Abstract ID: 1401
Part of General Paper Session (Other abstracts in this session)
Authors: Timpe, Veronika (1); Janssen, Gerriet (2)
Submitted by: Timpe, Veronika (TU Dortmund, Germany)
Intercultural Communicative Competence (ICC) has become an important focus in foreign language education. In recent years, policy makers have included intercultural objectives in curricula, leaving teachers faced with the challenge of promoting and assessing the acquisition of ICC. This is true for teachers of a variety of subjects, but it is particularly true for teachers of English as a foreign language (EFL). All English language educators in Germany – from primary to upper secondary level – are now expected to promote and assess the acquisition of ICC in their learners.
In her 2012 keynote speech at the International Conference on the Development of Intercultural Competence, Heidi Byrnes called for a theoretical grounding of intercultural communicative competence in language education by anchoring it in particular in language assessment. Gains, she argued, would be made particularly through the development of assessment practices. To date, little practical intercultural assessment development has been done. However, Timpe, as part of her Ph.D. research, has developed assessment tools operationalizing the three language competences that according to Byram (1997) are essential in intercultural encounters: linguistic, sociolinguistic, and discourse competence. The tasks focusing on the assessment of discourse competence as the “ability to use, discover and negotiate strategies for the production and interpretation of […] dialogue texts which follow the conventions of the culture of an interlocutor or are negotiated as intercultural texts for particular purposes” (Byram, 1997, p.48) were at the center of this project.
This current study uses the assessment tasks developed by Timpe in 2011 to investigate in more detail the “turn-taking mechanism, impromptu planning decisions contingent on interlocutor input, and hence negotiation of global and local goals, including negotiation of meaning” (Kasper & Dahl, 1991, p. 19). These assessment tasks consisted of dyadic audiotaped telephone conversation role plays between university-level German learners of English and an L1 U.S.-American English speakers. The role plays were conducted via Skype. Each test-taker had to engage in a meaning clarification exercise, with the end of establishing an understanding of an unknown cultural concept (e.g., “beer-pong” or “homecoming”).

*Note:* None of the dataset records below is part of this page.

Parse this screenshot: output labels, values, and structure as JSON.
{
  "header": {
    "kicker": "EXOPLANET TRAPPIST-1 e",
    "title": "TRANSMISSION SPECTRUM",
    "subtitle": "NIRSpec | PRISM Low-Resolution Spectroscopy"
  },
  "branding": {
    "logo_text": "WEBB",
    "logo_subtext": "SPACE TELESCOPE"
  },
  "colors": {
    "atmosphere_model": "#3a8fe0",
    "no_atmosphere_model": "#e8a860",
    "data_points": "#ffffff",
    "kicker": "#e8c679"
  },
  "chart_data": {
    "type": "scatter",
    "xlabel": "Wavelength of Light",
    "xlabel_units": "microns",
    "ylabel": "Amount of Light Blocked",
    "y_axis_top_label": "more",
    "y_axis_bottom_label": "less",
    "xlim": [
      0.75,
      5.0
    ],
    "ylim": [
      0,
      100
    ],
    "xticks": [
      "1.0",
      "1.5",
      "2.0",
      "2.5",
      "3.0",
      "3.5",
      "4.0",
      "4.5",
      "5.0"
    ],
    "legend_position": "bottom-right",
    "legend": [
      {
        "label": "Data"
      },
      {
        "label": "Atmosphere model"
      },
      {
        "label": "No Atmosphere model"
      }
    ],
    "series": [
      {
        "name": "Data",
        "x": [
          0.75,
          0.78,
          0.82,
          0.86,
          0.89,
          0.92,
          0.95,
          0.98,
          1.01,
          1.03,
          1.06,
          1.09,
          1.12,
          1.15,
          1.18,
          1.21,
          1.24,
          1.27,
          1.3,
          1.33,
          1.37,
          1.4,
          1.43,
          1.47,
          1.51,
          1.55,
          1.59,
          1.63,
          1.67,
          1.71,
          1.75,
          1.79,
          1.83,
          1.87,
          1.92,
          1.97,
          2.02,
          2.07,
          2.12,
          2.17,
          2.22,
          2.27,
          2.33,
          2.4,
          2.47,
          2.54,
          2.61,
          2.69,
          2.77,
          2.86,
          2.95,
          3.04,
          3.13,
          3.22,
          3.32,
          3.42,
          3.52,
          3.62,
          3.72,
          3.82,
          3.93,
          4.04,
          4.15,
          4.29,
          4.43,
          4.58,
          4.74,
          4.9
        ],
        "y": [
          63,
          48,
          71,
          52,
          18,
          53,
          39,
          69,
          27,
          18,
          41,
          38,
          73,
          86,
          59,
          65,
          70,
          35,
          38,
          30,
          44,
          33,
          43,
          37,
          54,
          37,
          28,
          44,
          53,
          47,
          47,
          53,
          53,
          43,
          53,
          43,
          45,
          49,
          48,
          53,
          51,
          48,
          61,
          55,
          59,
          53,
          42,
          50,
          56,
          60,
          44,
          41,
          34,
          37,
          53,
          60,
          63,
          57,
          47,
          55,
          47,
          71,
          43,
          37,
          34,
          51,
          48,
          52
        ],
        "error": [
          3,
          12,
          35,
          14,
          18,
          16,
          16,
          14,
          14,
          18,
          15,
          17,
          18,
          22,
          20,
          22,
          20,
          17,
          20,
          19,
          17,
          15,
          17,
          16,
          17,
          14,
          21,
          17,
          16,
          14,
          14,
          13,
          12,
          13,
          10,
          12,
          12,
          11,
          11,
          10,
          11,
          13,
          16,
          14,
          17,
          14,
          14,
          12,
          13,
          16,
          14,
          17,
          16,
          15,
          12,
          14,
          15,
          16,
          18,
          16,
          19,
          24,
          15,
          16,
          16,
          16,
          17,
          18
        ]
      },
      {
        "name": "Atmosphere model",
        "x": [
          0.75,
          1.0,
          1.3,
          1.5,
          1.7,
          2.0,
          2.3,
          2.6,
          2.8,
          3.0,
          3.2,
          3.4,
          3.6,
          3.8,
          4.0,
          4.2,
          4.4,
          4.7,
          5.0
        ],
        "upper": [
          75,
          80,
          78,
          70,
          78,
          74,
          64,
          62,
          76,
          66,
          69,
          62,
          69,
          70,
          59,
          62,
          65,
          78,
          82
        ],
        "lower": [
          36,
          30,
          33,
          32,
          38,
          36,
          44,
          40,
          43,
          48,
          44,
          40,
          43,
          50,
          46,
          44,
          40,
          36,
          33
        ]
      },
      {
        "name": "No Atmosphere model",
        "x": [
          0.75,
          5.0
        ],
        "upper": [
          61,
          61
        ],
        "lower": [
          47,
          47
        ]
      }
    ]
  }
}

Following Long and Norris (2000), in that “the construct of interest in task-based assessment is performance of the task itself,” we will provide case studies describing these “self-contained episodes” (Gumperz, 1982, p. 134) in terms of how the different test-takers approach the construction of meaning. Hence, this paper will not only introduce this new assessment tool as an operationalization of Byram’s notion of discourse competence; moreover, it will provide a description of the strategies applied by university-level German learners of English who were engaged as the informants in this study.